Samoa declares state of emergency as measles spreads across Pacific
Samoa declared a state of emergency this weekend, closing all schools and cracking down on public gatherings, after several deaths linked to a measles outbreak that has spread across the Pacific islands. The island state of just 200,000, south of the equator and half way between Hawaii and New Zealand, declared a measles epidemic late in October after the first deaths were reported.
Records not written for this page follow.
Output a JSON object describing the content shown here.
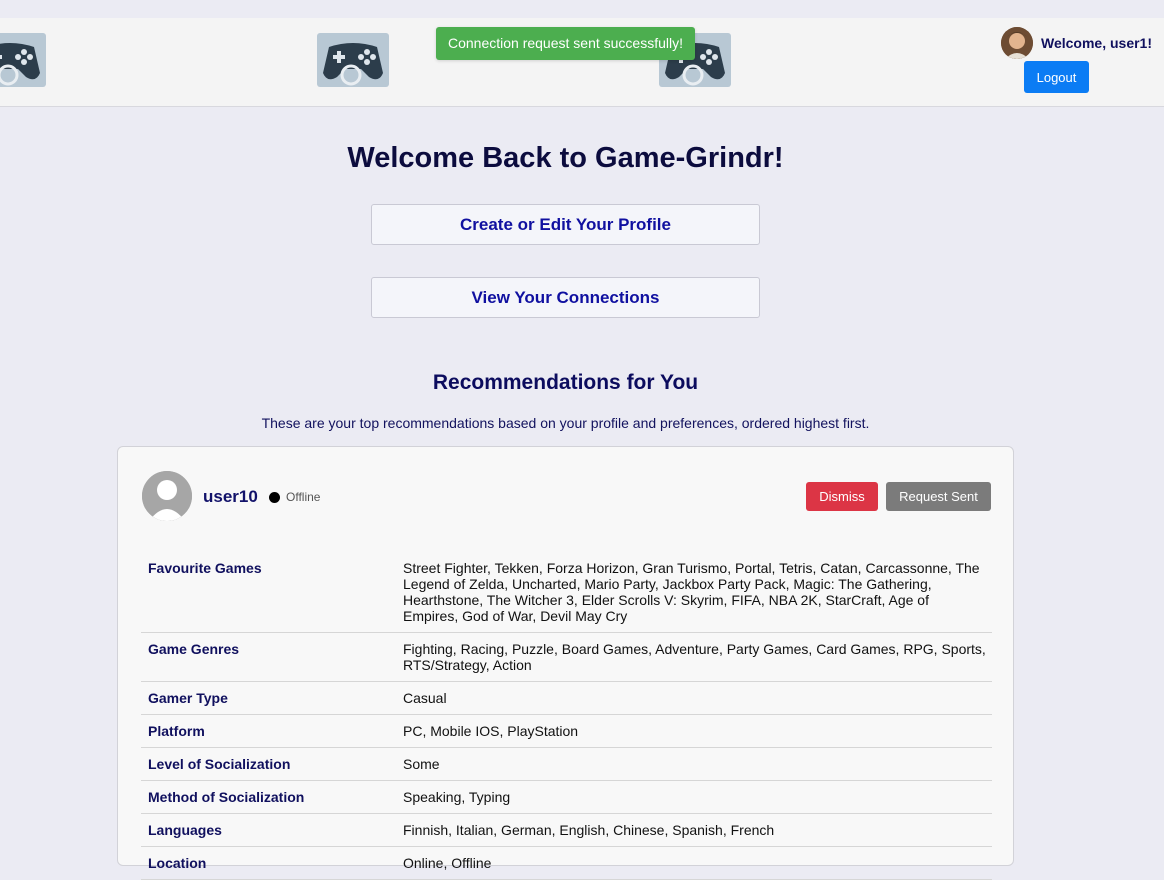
{
  "header": {
    "toast": "Connection request sent successfully!",
    "welcome": "Welcome, user1!",
    "logout_label": "Logout"
  },
  "main": {
    "title": "Welcome Back to Game-Grindr!",
    "create_profile_label": "Create or Edit Your Profile",
    "view_connections_label": "View Your Connections"
  },
  "recommendations": {
    "title": "Recommendations for You",
    "subtitle": "These are your top recommendations based on your profile and preferences, ordered highest first.",
    "card": {
      "username": "user10",
      "status": "Offline",
      "dismiss_label": "Dismiss",
      "request_label": "Request Sent",
      "details": [
        {
          "label": "Favourite Games",
          "value": "Street Fighter, Tekken, Forza Horizon, Gran Turismo, Portal, Tetris, Catan, Carcassonne, The Legend of Zelda, Uncharted, Mario Party, Jackbox Party Pack, Magic: The Gathering, Hearthstone, The Witcher 3, Elder Scrolls V: Skyrim, FIFA, NBA 2K, StarCraft, Age of Empires, God of War, Devil May Cry"
        },
        {
          "label": "Game Genres",
          "value": "Fighting, Racing, Puzzle, Board Games, Adventure, Party Games, Card Games, RPG, Sports, RTS/Strategy, Action"
        },
        {
          "label": "Gamer Type",
          "value": "Casual"
        },
        {
          "label": "Platform",
          "value": "PC, Mobile IOS, PlayStation"
        },
        {
          "label": "Level of Socialization",
          "value": "Some"
        },
        {
          "label": "Method of Socialization",
          "value": "Speaking, Typing"
        },
        {
          "label": "Languages",
          "value": "Finnish, Italian, German, English, Chinese, Spanish, French"
        },
        {
          "label": "Location",
          "value": "Online, Offline"
        }
      ]
    }
  }
}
China's Inner Mongolia reports fresh bubonic plague case
China's Inner Mongolia reported a fresh, confirmed case of bubonic plague on Sunday, despite an earlier declaration by the country's health officials that the risk of an outbreak was minimal. The health commission of the autonomous region said a 55-year-old man was diagnosed with the disease after he ate wild rabbit meat on Nov. 5.
Stents no better than drugs for many heart patients: U.S. study
Many patients with severe but stable heart disease who routinely undergo invasive procedures to clear and prop open clogged arteries would do as well by just taking medications and making lifestyle changes, U.S. researchers reported on Saturday. If adopted into practice, the findings could save hundreds of millions of dollars a year in healthcare costs, researchers said.
Despite safety guidelines, too many kids get hurt by lawnmowers
(Reuters Health) - Many children are injured by lawnmowers despite safety guidelines in place to prevent these accidents, and kids in rural communities are most at risk, a U.S. study suggests. Researchers examined data on 1,302 lawnmower injuries in children 1 to 18 years old from 2005 to 2017. In cities, 1.47 kids out of every 100,000 sustained lawnmower injuries, compared to 4.26 kids out of every 100,000 in rural areas, the study found.
Novartis sickle-cell drug gets U.S. FDA approval
Novartis AG on Friday won U.S. approval for its experimental sickle cell disease drug, Adakveo, making it the first of several proposed new therapies designed to offer lasting relief for patients with the debilitating blood disease to get U.S. regulatory clearance. The drug will be priced between $84,852 and $113,136 per year for most patients, who will be infused by a healthcare provider with between three and four vials each month, Novartis said.
Oklahoma judge reduces Johnson & Johnson opioid payout to $465 million
An Oklahoma judge on Friday said Johnson & Johnson must pay that state $465 million for fueling the opioid epidemic through the deceptive marketing of painkillers, down from his original award of $572 million. The decision by Cleveland County District Judge Thad Balkman in Norman, Oklahoma, came in the first case to go to trial out of 2,700 nationally by states, counties and cities seeking to hold drug companies responsible for the deadly epidemic.